Predictive modeling is gaining popularity as a tool for managing many aspects of business. Ensuring that data analysis is done right will boost confidence in the models employed — which, in turn, can generate the needed buy-in for predictive analytics to become part of your organization’s standard toolkit.

Perhaps this increased popularity comes from the ways in which a predictive analytics project can support decision-making by creating models that describe datasets, discover possible new patterns and trends (as indicated by the data), and predict outcomes with greater reliability.

To accomplish this goal, a predictive analytics project must deliver a model that best fits the data by selecting the decision variables correctly and efficiently. Some vital questions must be answered en route to that goal:

  • What are the minimum assumptions and decision variables that enable the model to best fit the data?

  • How does the model under construction compare to other applicable models?

  • What criteria are best for evaluating and scoring this model?

Once again, you can call the voice of experience to the rescue: Domain knowledge experts can discuss these questions, interpret any results that show hidden patterns in the data, and help verify and validate the model’s output.

How to describe the limitations of the predictive analytics model

Any predictive analytic model has certain limitations based on the algorithms it employs and the dataset it runs on. You should be aware of those limitations and make them work to your advantage; those related to the algorithms include

  • Whether the data has nonlinear patterns (does not form a line)

  • How highly correlated the variables are (statistical relationships between features)

  • Whether the variables are independent (no relationships between features)

  • Whether the scope of the sample data makes the model prone to overfitting

To overcome the limitations of your model, use sound cross-validation techniques to test your models. Start by dividing your data into training and test datasets, and run the model against each of those datasets separately to evaluate and score the predictions of the model.

How to test and evaluate your predictive analytics model

No model can produce 100-percent accurate forecasts; any model has the potential to produce inaccurate results. Be on the lookout for any significant variation between the forecasts your model produces and the observed data — especially if the model’s outputs contradict common sense. If it looks too good, bad, or extreme to be true, then it probably isn’t true (to reality, anyway).

In the evaluation process, thoroughly examine the outputs of the models you’re testing and compare them to the input variables. Your model’s forecast capability should answer all stated business goals that drove its creation in the first place.

If errors or biases crop up in your model’s output, try tracing them back to

  • The validity, reliability, and relative seasonality of the data

  • Assumptions used in the model

  • Variables that were included or excluded in the analysis

Work with business users to evaluate every step of your model’s process; make sure that the model outputs can be easily interpreted and used in a real-world business situation.

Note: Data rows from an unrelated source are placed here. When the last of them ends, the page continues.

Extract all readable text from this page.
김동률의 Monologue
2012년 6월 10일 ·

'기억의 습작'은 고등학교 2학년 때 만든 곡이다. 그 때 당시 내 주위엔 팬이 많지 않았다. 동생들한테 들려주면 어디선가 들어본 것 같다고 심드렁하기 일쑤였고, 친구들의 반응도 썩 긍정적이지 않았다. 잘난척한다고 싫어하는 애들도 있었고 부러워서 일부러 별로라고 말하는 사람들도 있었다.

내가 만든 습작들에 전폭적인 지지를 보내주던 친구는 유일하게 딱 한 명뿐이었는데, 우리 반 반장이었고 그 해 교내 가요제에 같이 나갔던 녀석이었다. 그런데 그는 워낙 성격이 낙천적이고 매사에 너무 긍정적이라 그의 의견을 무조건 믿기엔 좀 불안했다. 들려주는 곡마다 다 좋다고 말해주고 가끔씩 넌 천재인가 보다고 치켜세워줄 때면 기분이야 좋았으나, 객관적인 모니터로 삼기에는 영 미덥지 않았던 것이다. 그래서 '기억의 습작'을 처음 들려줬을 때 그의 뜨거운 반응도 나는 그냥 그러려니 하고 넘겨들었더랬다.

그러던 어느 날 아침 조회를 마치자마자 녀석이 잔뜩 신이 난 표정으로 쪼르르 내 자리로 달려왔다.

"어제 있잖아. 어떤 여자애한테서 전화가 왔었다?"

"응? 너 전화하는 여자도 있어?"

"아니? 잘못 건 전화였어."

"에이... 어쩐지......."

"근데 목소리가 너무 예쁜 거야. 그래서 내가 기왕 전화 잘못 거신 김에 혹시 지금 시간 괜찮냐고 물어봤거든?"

Balance the accuracy and reliability of the model with how easily the model’s outputs can be interpreted and put to practical use.

How to avoid non-scalable predictive analytics models

When you’re building a model, always keep scalability in mind. Always check the performance, accuracy, and reliability of the model at various scales. Your model should be able to change its scale — and scale up as big as necessary — without falling apart or outputting bad predictions.

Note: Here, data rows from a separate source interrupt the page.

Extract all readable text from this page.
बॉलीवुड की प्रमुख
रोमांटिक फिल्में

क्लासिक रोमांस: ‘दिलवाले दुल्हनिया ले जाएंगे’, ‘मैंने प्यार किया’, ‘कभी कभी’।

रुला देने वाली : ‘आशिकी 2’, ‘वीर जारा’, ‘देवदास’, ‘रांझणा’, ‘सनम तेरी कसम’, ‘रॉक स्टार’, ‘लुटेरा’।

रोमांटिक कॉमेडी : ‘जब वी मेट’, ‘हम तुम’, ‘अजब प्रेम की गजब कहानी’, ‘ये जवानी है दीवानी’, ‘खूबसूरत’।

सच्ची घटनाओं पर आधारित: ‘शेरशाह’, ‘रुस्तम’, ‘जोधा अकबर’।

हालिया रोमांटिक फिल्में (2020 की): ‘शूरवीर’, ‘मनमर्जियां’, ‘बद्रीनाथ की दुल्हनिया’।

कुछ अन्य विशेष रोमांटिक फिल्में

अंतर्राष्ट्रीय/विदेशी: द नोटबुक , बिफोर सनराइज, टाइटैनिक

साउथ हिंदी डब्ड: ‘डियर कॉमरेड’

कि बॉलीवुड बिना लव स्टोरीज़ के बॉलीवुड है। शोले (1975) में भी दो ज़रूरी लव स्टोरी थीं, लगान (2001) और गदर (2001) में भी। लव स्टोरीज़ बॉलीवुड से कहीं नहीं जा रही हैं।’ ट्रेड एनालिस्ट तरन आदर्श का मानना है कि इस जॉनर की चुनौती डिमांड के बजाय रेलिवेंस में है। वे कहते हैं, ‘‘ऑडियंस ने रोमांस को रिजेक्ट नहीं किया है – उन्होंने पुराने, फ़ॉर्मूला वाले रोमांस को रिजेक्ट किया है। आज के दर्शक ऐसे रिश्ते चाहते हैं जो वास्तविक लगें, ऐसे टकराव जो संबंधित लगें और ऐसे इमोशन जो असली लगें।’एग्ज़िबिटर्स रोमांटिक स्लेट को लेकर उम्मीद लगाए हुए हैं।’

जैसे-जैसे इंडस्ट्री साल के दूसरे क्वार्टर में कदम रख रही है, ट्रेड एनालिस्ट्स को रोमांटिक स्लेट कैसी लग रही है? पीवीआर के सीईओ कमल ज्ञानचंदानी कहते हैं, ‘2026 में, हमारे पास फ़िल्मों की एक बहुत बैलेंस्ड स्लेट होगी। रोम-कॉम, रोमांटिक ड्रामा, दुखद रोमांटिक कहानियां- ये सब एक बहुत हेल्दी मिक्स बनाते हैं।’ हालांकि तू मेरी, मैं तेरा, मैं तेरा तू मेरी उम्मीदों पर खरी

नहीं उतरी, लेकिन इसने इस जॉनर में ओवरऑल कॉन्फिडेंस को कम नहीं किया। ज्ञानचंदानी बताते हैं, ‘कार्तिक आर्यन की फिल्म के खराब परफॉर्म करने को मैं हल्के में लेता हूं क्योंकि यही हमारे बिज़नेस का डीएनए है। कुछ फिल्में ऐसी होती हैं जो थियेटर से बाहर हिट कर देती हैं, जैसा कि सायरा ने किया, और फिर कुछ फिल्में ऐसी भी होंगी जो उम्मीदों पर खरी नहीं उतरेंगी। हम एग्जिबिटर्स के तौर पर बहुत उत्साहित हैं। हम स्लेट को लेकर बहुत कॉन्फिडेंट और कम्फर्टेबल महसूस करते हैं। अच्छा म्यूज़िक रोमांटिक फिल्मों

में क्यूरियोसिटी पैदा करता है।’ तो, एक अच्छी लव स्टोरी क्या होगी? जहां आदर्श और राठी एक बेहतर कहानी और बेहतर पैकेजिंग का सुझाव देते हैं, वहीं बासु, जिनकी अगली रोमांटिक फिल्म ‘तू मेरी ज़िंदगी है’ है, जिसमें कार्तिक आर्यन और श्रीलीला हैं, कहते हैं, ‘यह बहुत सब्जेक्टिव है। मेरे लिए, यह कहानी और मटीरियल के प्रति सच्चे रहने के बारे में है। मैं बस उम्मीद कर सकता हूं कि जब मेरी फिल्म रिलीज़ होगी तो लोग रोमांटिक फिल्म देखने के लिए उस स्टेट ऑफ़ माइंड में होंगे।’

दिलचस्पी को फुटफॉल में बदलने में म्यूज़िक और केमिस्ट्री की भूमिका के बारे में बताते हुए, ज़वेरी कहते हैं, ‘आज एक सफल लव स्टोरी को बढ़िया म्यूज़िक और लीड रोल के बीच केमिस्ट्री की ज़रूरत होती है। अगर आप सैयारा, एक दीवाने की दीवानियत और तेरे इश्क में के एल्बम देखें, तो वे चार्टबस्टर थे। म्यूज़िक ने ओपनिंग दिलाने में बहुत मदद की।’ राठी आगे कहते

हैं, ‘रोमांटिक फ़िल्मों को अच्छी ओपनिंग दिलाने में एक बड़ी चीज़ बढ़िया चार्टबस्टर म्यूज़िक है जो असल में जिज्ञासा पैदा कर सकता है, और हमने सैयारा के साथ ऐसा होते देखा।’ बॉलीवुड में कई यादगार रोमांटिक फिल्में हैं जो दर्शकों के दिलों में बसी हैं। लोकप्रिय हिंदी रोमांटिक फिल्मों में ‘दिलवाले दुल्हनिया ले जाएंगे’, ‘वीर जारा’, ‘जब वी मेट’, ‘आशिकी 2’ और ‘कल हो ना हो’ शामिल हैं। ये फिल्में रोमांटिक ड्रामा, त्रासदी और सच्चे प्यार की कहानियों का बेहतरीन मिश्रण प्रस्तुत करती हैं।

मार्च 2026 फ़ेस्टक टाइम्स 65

Scalability was quite a challenge in the past. Predictive models took a long time to build and to run. The datasets the models ran on were small, and the data was expensive to collect, store, and search. But that was all in the “pre-big data” era.

Today big data is cheap, plentiful, and growing. In fact, another potential problem looms: The formidable data volume currently available may negatively affect the model and degrade its performance, outdating the model in a relatively short period of time. Properly implemented, scalability can help “future-proof” your model.

The future isn’t the only threat. Even in the present online era, streamed data can overwhelm a model — especially if the streams of data increase to a flood.

Data volume alone can cause the decision variables and predicting factors to grow to giant numbers that require continuous updating to the model. So yes, your model had better be scalable — rapidly scalable.